Weatherproofing ICF Walls: Lessons in resiliency from B.C. field testing

Photo courtesy Greyback Construction

By Douglas Bennion
Successful independent field-testing and code compliance analysis in British Columbia has resulted in the compilation of the first comprehensive set of residential construction details for insulating concrete forms (ICFs) in North America.  From footings to trusses, the ICF details presented in the provincial Homeowner Protection Office’s (HPO’s) upcoming release, “Building Envelope Guide for Houses,” offer a concise and cost-effective path to best practices and B.C. code compliance. Ongoing efforts indicate a strong potential for expanded adoption of these details in jurisdictions across Canada.

Many different methods—and even more opinions—exist on weatherproofing ICF walls. Only recently has the industry had scientific evidence upon which to base best practices for installation of window and door openings in such walls. “ICF Field Testing Report,” a research report issued by HPO, provides a range of solutions compliant with building codes such as the B.C. Building Code, Part 9 (which is modelled after the 2015 National Building Code of Canada [NBC]). These solutions address the widest-possible range of building types, from single-family homes to high-rise commercial buildings.

To convey the report’s findings and make them easily applicable to individual projects, it is best to start at the core of the issue—how to permanently prevent air and water leakage at window and door openings in ICF walls. The answer begins with the following two basic code-compliant paths to water resistance in building shells.

A cross-section view of a box-framed window recessed from the exterior wall face, with a wood buckout recessed into the insulating concrete form (ICF) cavity.
Images courtesy Quad-Lock Building Systems

Moisture protection plane
Mainly concerned with wood-framed walls, building codes typically call for a primary weather barrier (such as siding or stucco) with a secondary weather barrier (such as building paper or another synthetic membrane) behind it. This is because framed walls must be kept dry to protect against moisture damage to both framing members and the insulation within.

Both codes, however, contain exemptions from the secondary weather barrier requirement in the case of above-grade masonry or concrete walls, which are recognized as watertight planes and shed water adequately on their own.
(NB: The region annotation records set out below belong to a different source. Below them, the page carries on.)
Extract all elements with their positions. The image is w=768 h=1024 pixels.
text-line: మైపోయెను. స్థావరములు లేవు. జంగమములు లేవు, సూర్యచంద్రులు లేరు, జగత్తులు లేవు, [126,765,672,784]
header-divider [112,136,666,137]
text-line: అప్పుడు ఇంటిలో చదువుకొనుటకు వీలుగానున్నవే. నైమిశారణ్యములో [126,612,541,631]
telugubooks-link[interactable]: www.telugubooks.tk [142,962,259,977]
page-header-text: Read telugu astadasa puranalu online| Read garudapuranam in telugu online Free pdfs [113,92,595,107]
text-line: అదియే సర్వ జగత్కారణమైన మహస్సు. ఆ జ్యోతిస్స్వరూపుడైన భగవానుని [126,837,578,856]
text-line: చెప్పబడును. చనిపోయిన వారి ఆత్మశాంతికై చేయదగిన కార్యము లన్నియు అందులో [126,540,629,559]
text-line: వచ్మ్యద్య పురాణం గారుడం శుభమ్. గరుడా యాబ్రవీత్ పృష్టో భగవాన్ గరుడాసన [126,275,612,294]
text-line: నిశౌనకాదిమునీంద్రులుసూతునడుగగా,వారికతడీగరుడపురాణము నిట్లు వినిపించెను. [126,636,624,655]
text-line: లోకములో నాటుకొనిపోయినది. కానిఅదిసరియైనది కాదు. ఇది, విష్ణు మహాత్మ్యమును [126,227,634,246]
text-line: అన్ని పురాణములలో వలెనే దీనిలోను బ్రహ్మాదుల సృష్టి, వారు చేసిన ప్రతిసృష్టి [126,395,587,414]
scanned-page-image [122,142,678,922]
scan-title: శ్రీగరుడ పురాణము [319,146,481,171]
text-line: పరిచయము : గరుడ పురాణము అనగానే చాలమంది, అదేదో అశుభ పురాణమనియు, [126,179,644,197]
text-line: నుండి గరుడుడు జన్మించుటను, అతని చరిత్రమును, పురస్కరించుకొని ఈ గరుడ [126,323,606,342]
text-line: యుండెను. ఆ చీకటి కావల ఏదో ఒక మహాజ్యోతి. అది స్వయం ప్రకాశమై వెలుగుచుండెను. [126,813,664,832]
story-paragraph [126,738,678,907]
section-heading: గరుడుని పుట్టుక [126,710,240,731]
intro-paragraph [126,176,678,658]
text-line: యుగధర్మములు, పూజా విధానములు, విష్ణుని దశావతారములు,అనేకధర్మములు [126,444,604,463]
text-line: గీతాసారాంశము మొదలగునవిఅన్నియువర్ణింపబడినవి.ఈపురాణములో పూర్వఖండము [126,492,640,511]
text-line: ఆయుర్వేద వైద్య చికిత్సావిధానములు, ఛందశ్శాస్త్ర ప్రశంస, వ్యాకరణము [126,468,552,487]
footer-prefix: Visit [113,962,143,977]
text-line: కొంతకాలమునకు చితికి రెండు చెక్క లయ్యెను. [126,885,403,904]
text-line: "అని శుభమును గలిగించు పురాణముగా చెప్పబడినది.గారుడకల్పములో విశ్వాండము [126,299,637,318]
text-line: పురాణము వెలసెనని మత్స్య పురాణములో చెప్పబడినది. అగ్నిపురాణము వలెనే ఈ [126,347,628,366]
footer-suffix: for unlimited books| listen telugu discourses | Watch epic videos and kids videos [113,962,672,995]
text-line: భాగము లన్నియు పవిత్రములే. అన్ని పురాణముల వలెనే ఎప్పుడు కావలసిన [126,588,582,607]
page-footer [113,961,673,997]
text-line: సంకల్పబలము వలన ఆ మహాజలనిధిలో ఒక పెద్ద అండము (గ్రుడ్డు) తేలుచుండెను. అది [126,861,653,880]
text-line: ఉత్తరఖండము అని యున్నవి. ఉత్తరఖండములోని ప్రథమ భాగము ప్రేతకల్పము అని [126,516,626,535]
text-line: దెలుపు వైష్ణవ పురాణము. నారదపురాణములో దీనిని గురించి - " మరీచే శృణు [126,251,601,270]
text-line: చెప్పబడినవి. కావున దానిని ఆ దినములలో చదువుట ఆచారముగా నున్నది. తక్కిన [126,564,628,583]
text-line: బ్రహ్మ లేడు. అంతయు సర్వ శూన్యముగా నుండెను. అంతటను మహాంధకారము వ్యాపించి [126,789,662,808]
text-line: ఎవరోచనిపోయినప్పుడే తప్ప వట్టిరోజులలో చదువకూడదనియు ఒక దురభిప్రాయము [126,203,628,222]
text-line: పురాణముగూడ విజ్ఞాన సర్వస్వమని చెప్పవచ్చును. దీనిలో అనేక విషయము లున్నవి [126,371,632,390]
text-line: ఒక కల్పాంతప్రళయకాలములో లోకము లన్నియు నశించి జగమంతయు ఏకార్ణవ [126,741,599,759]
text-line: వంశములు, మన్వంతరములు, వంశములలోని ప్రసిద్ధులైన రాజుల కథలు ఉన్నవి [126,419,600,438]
As a result of the research summarized later in this article, ICF walls are now characterized as a complete assembly under B.C. residential code, without the benefit of added building paper or air gap (i.e. rainscreen) behind exterior cladding. This means ICF walls will not be subject to the same requirements for added weather protection as wood-framed walls, but the same exemptions as other concrete and masonry walls, which are recognized as able to resist water penetration on their own, without added layers of protection.

Exterior insulation
The expanded polystyrene (EPS) used in the manufacture of ICFs will not permit the passage of water or water vapour, but the horizontal and vertical joints between ICF units can allow penetration of water driven either by wind or gravity. This is an apparent conflict with building codes, which typically require the exterior building shell to be able to shed water to the outermost plane of the wall, where it cannot harm wood framing. Unable to view concrete behind the ICF outer insulation, building officials often default to more familiar wood-framed construction requirements and expect a membrane between the building sheathing and the exterior cladding. This has not only proven to be unnecessary, but is also unpopular among ICF proponents who object to the added costs.